Das Klimpern der Region: Southern Rock

Wie selbstverständlich entsteht aus dem musikalischen Schatz der US-Südstaaten eine eigenwillige Definition von Rock: Ihren Anfang nimmt sie bereits mit Country-Rock-Alben von Gruppen wie der International Submarine Band. Zum Etikett des "Southern Rock" kommt es Anfang der Siebziger Jahre, als die jam-wütige Allman Brothers Band ebenso Furore macht wie die straighten Lynyrd Skynyrd.

Zwischen Southern und Country Rock mögen Unterschiede bestehen, die Vorläufer beider Musikstile allerdings sind dieselben. Und auch die geografische Region, auf die sich die Musiken jeweils beziehen. Mitte der Sechziger Jahre hat sich der Süden und insbesondere der Bundesstaat Tennessee zu einer bedeutenden Region populärer Musik der USA - und somit der westlichen Welt - entwickelt. Mit Memphis, Tennessee verfügt der Appalachen-Staat über die Hauptstadt des Rock'n'Roll. Gleichsam sitzt dort mit Stax Records das neben den Detroiter Musikfirmen Tamla und Motown wichtigste Label des Soul.
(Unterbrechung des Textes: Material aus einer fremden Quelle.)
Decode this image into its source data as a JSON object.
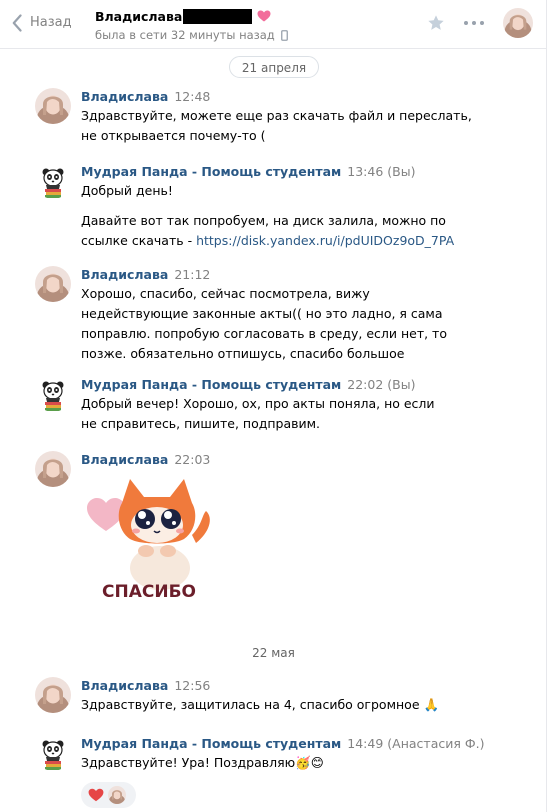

Mit Nashville hat sich die Hauptstadt Tennessees zu dieser Zeit längst als Zentrum der Country Music etabliert. Chet Atkins hat als Gitarrist, Produzent und Chef von RCA Records jenen Modernisierungsschub des Country vollzogen, der mit seinem transparenten, popnahen Klang sich längst als Nashville Sound durchsetzen konnte. Zum Country Rock kommt es, als frühere Rock'n'Roller, aber auch Psychedelic Rocker sich der Anziehungskraft dieses modernen Country-Entwurfes nicht länger verweigern möchten.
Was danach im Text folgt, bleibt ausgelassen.